Holly berries, I learn, can range in colour from the most common red through brown to near black; and green and yellow versions are not unknown. Each fruit contains up to ten seeds; and it is by the spreading of these seeds by birds after the flesh of the fruit has satisfied the birds’ hunger that wild holly bushes are spread. Indeed, along the west coast of North America, from British Columbia in the north to California in the south, the spread of holly seed from woodlands … where the shrubs are grown commercially … into the neighbouring native woods is something of a problem. As so often happens, an exotic plant introduced into an area by mankind with the best of intentions has had unintended consequences.

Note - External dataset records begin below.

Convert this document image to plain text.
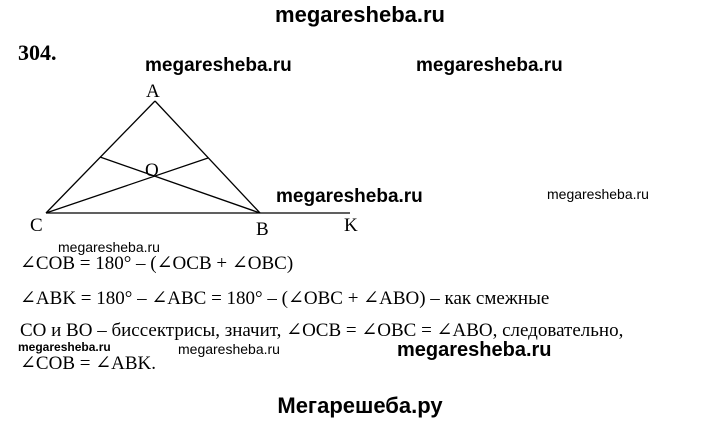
megaresheba.ru
megaresheba.ru	megaresheba.ru
megaresheba.ru	megaresheba.ru
megaresheba.ru
megaresheba.ru	megaresheba.ru	megaresheba.ru
304.
A
O
C	B	K
∠COB = 180° – (∠OCB + ∠OBC)
∠ABK = 180° – ∠ABC = 180° – (∠OBC + ∠ABO) – как смежные
CO и BO – биссектрисы, значит, ∠OCB = ∠OBC = ∠ABO, следовательно,
∠COB = ∠ABK.
Мегарешеба.ру
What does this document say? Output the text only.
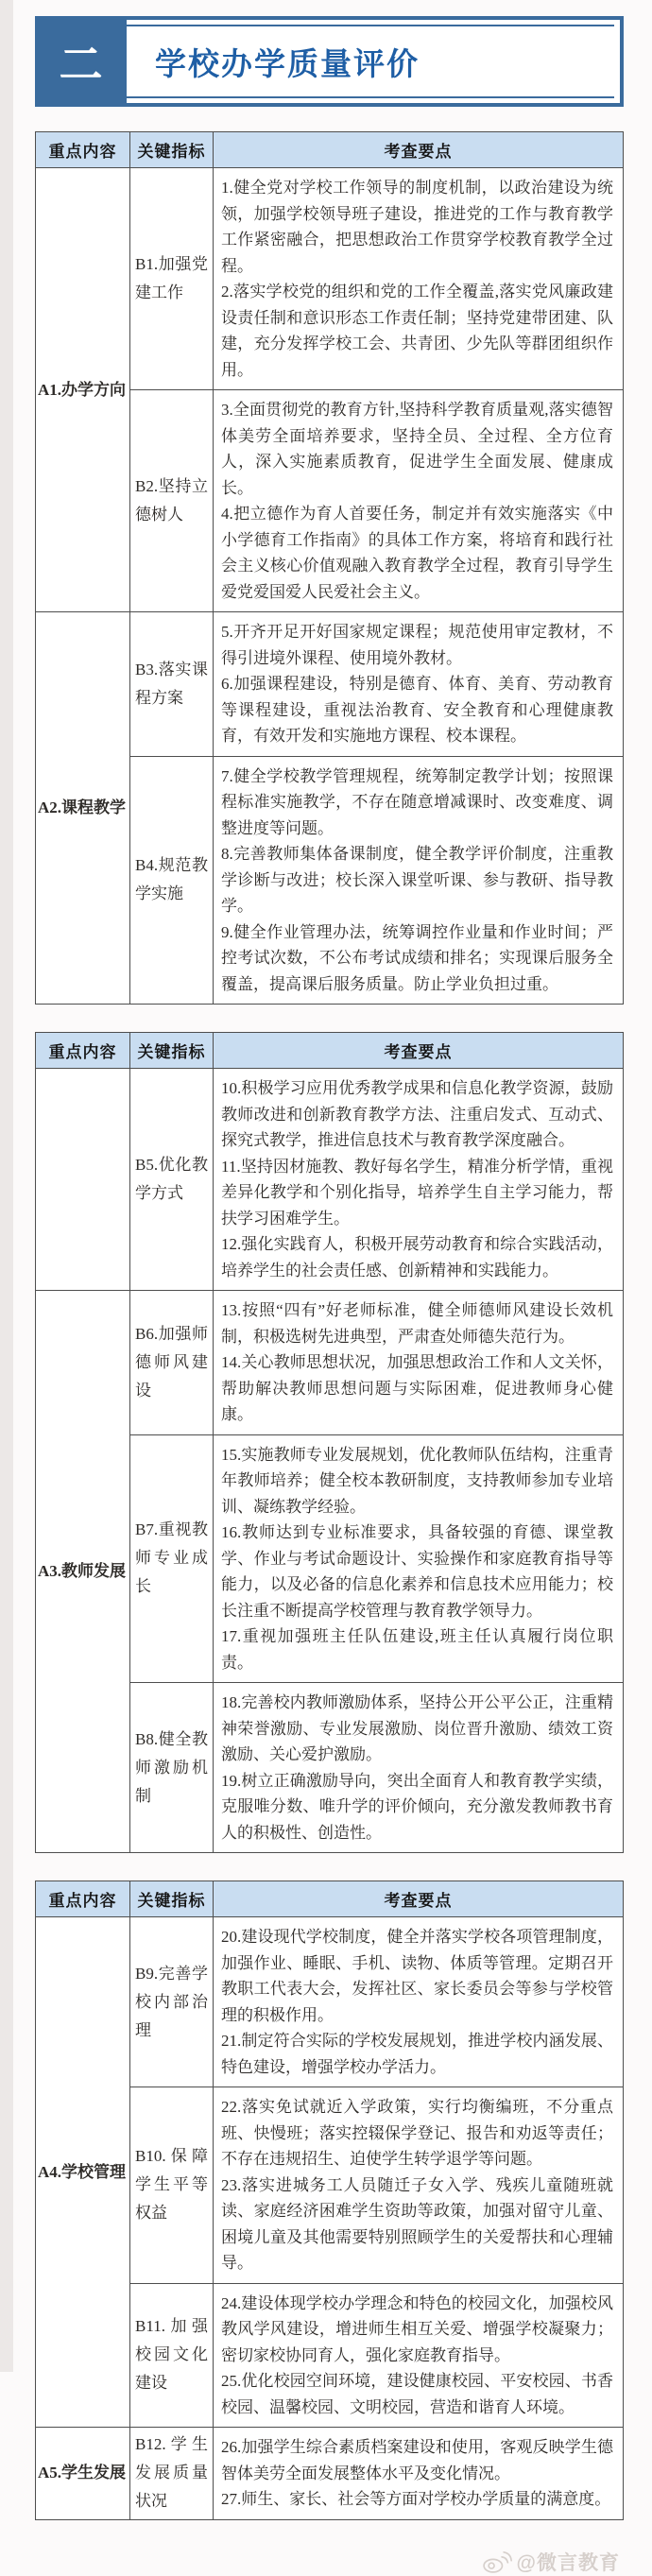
二 学校办学质量评价
重点内容	关键指标	考查要点
A1.办学方向	B1.加强党建工作	1.健全党对学校工作领导的制度机制，以政治建设为统领，加强学校领导班子建设，推进党的工作与教育教学工作紧密融合，把思想政治工作贯穿学校教育教学全过程。

2.落实学校党的组织和党的工作全覆盖,落实党风廉政建设责任制和意识形态工作责任制；坚持党建带团建、队建，充分发挥学校工会、共青团、少先队等群团组织作用。

	B2.坚持立德树人	3.全面贯彻党的教育方针,坚持科学教育质量观,落实德智体美劳全面培养要求，坚持全员、全过程、全方位育人，深入实施素质教育，促进学生全面发展、健康成长。

4.把立德作为育人首要任务，制定并有效实施落实《中小学德育工作指南》的具体工作方案，将培育和践行社会主义核心价值观融入教育教学全过程，教育引导学生爱党爱国爱人民爱社会主义。

A2.课程教学	B3.落实课程方案	5.开齐开足开好国家规定课程；规范使用审定教材，不得引进境外课程、使用境外教材。

6.加强课程建设，特别是德育、体育、美育、劳动教育等课程建设，重视法治教育、安全教育和心理健康教育，有效开发和实施地方课程、校本课程。

	B4.规范教学实施	7.健全学校教学管理规程，统筹制定教学计划；按照课程标准实施教学，不存在随意增减课时、改变难度、调整进度等问题。

8.完善教师集体备课制度，健全教学评价制度，注重教学诊断与改进；校长深入课堂听课、参与教研、指导教学。

9.健全作业管理办法，统筹调控作业量和作业时间；严控考试次数，不公布考试成绩和排名；实现课后服务全覆盖，提高课后服务质量。防止学业负担过重。

重点内容	关键指标	考查要点
	B5.优化教学方式	10.积极学习应用优秀教学成果和信息化教学资源，鼓励教师改进和创新教育教学方法、注重启发式、互动式、探究式教学，推进信息技术与教育教学深度融合。

11.坚持因材施教、教好每名学生，精准分析学情，重视差异化教学和个别化指导，培养学生自主学习能力，帮扶学习困难学生。

12.强化实践育人，积极开展劳动教育和综合实践活动，培养学生的社会责任感、创新精神和实践能力。

A3.教师发展	B6.加强师德师风建设	13.按照“四有”好老师标准，健全师德师风建设长效机制，积极选树先进典型，严肃查处师德失范行为。

14.关心教师思想状况，加强思想政治工作和人文关怀，帮助解决教师思想问题与实际困难，促进教师身心健康。

	B7.重视教师专业成长	15.实施教师专业发展规划，优化教师队伍结构，注重青年教师培养；健全校本教研制度，支持教师参加专业培训、凝练教学经验。

16.教师达到专业标准要求，具备较强的育德、课堂教学、作业与考试命题设计、实验操作和家庭教育指导等能力，以及必备的信息化素养和信息技术应用能力；校长注重不断提高学校管理与教育教学领导力。

17.重视加强班主任队伍建设,班主任认真履行岗位职责。

	B8.健全教师激励机制	18.完善校内教师激励体系，坚持公开公平公正，注重精神荣誉激励、专业发展激励、岗位晋升激励、绩效工资激励、关心爱护激励。

19.树立正确激励导向，突出全面育人和教育教学实绩，克服唯分数、唯升学的评价倾向，充分激发教师教书育人的积极性、创造性。

重点内容	关键指标	考查要点
A4.学校管理	B9.完善学校内部治理	20.建设现代学校制度，健全并落实学校各项管理制度，加强作业、睡眠、手机、读物、体质等管理。定期召开教职工代表大会，发挥社区、家长委员会等参与学校管理的积极作用。

21.制定符合实际的学校发展规划，推进学校内涵发展、特色建设，增强学校办学活力。

	B10.保障学生平等权益	22.落实免试就近入学政策，实行均衡编班，不分重点班、快慢班；落实控辍保学登记、报告和劝返等责任；不存在违规招生、迫使学生转学退学等问题。

23.落实进城务工人员随迁子女入学、残疾儿童随班就读、家庭经济困难学生资助等政策，加强对留守儿童、困境儿童及其他需要特别照顾学生的关爱帮扶和心理辅导。

	B11.加强校园文化建设	24.建设体现学校办学理念和特色的校园文化，加强校风教风学风建设，增进师生相互关爱、增强学校凝聚力；密切家校协同育人，强化家庭教育指导。

25.优化校园空间环境，建设健康校园、平安校园、书香校园、温馨校园、文明校园，营造和谐育人环境。

A5.学生发展	B12.学生发展质量状况	26.加强学生综合素质档案建设和使用，客观反映学生德智体美劳全面发展整体水平及变化情况。

27.师生、家长、社会等方面对学校办学质量的满意度。

@微言教育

And when I learn that holly berries contain a number of toxins … poisons of plant or animal origin … that are harmful to humans, I am not surprised that holly berries can induce nausea, vomiting, diahorrea and intestinal problems if they are eaten by people. The most important of these toxins is saponin, which is used in soaps and detergents; and other toxins in holly berries include phenolic, a compound used in plastics and high pressure laminates, and alkaloids, which are commonly used in anaesthetics. Birds are seemingly immune to these toxins, as are some grazing animals: but I hope you didn’t encourage the family pets to treat themselves to holly berries during the festive season, and I trust that you made sure that the children understood not to eat these tempting little fruits.
I have referred, in the past, to that wonderfully comprehensive tome A Modern Herbal by Margaret Grieve, first published in 1931. And it is in its informative pages that I read that the berries are “violently emetic and purgative, a very few occasioning excessive vomiting soon after they are swallowed, though thrushes and blackbirds eat them with impunity. They have been employed in dropsy; also, in powder, as an astringent to check bleeding. … Roasted English Holly fruit was once used as a coffee substitute, but only when exercising extreme precaution.” And the very best precaution against mishaps with holly berries is: DON’T EAT THEM!